Probleme, die "Tigar" schon lange hat, sind 2012 eskaliert und die Produktion war Anfang 2013 völlig eingestellt.
Durch Ernennung von Nebojša Đenadić zum Generaldirektor im März 2013 und Wechsel des ganzen Managements wurde die Produktion in allen Sektoren wieder aufgenommen. Die finanzielle Belastung von 54 Mio. EUR verhinderten die Erholung von "Tigar" im Einklang mit der neuen Geschäftspolitik - behauptet man in "Tigar".
Eine Kontosperre 2013 mache die weitere Erholung des Unternehmens unmöglich. Die meisten Gläubiger sind einverstanden damit, dass "Tigar" durch Anwendung des Sanierungsplans seine Aktivitäten fortsetzt, weshalb man im Februar 2014 mit der Erstellung des Sanierungsplans begonnen hat.

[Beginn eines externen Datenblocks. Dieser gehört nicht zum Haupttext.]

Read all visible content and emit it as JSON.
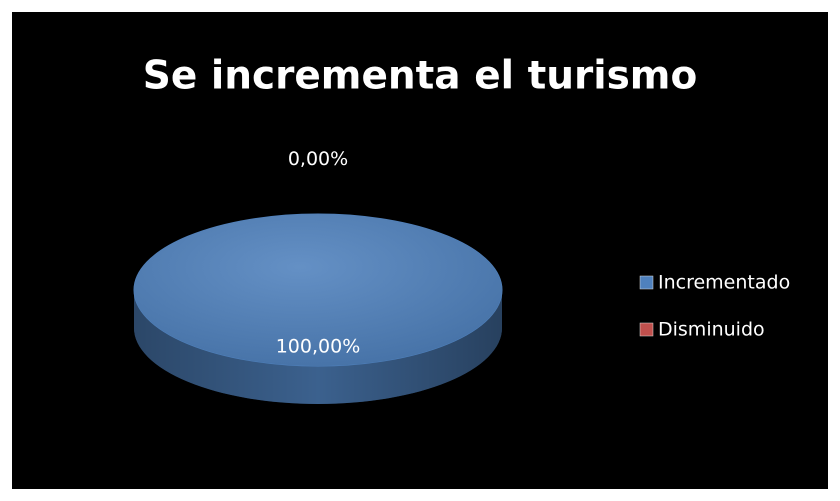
{
  "chart_data": {
    "type": "pie",
    "title": "Se incrementa el turismo",
    "categories": [
      "Incrementado",
      "Disminuido"
    ],
    "values": [
      100,
      0
    ],
    "value_labels": [
      "100,00%",
      "0,00%"
    ],
    "colors": [
      "#4f81bd",
      "#c0504d"
    ],
    "legend": "right"
  }
}
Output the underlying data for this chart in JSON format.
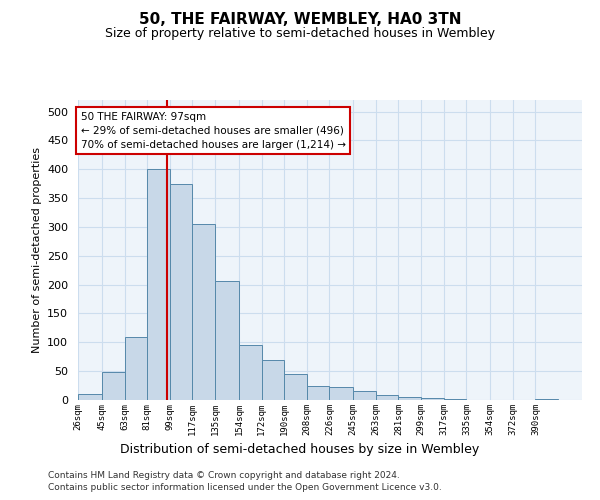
{
  "title1": "50, THE FAIRWAY, WEMBLEY, HA0 3TN",
  "title2": "Size of property relative to semi-detached houses in Wembley",
  "xlabel": "Distribution of semi-detached houses by size in Wembley",
  "ylabel": "Number of semi-detached properties",
  "footer1": "Contains HM Land Registry data © Crown copyright and database right 2024.",
  "footer2": "Contains public sector information licensed under the Open Government Licence v3.0.",
  "property_label": "50 THE FAIRWAY: 97sqm",
  "smaller_pct": "29% of semi-detached houses are smaller (496)",
  "larger_pct": "70% of semi-detached houses are larger (1,214)",
  "property_sqm": 97,
  "bin_labels": [
    "26sqm",
    "45sqm",
    "63sqm",
    "81sqm",
    "99sqm",
    "117sqm",
    "135sqm",
    "154sqm",
    "172sqm",
    "190sqm",
    "208sqm",
    "226sqm",
    "245sqm",
    "263sqm",
    "281sqm",
    "299sqm",
    "317sqm",
    "335sqm",
    "354sqm",
    "372sqm",
    "390sqm"
  ],
  "bin_edges": [
    26,
    45,
    63,
    81,
    99,
    117,
    135,
    154,
    172,
    190,
    208,
    226,
    245,
    263,
    281,
    299,
    317,
    335,
    354,
    372,
    390,
    408
  ],
  "bar_heights": [
    10,
    48,
    110,
    400,
    375,
    305,
    207,
    95,
    70,
    45,
    25,
    23,
    16,
    9,
    5,
    3,
    1,
    0,
    0,
    0,
    2
  ],
  "bar_color": "#c8d8e8",
  "bar_edge_color": "#5588aa",
  "highlight_line_color": "#cc0000",
  "annotation_box_edge": "#cc0000",
  "ylim": [
    0,
    520
  ],
  "yticks": [
    0,
    50,
    100,
    150,
    200,
    250,
    300,
    350,
    400,
    450,
    500
  ],
  "grid_color": "#ccddee",
  "bg_color": "#eef4fa"
}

Der Sanierungsplan sieht die Umschuldung des Unternehmens und die Erfüllung seines Verpflichtungen gegen die meisten Gläubiger innerhalb von 7 Jahren vor. "Tigar" hat dadurch eine neue Chance bekommen und muss jetzt seine Position auf dem Markt für Gummischuhe, technisches Gummi und Klebstoffe zurückgewinnen.
Aktien von "Tigar" stiegen in den vergangenen 10 Tagen um mehr als 45%. Man hat dabei mti 45.000 Aktien bzs. 2,62% des Kapitals gehandelt. Es handelt sich um den größten Umfang seit dem Oktober 2013.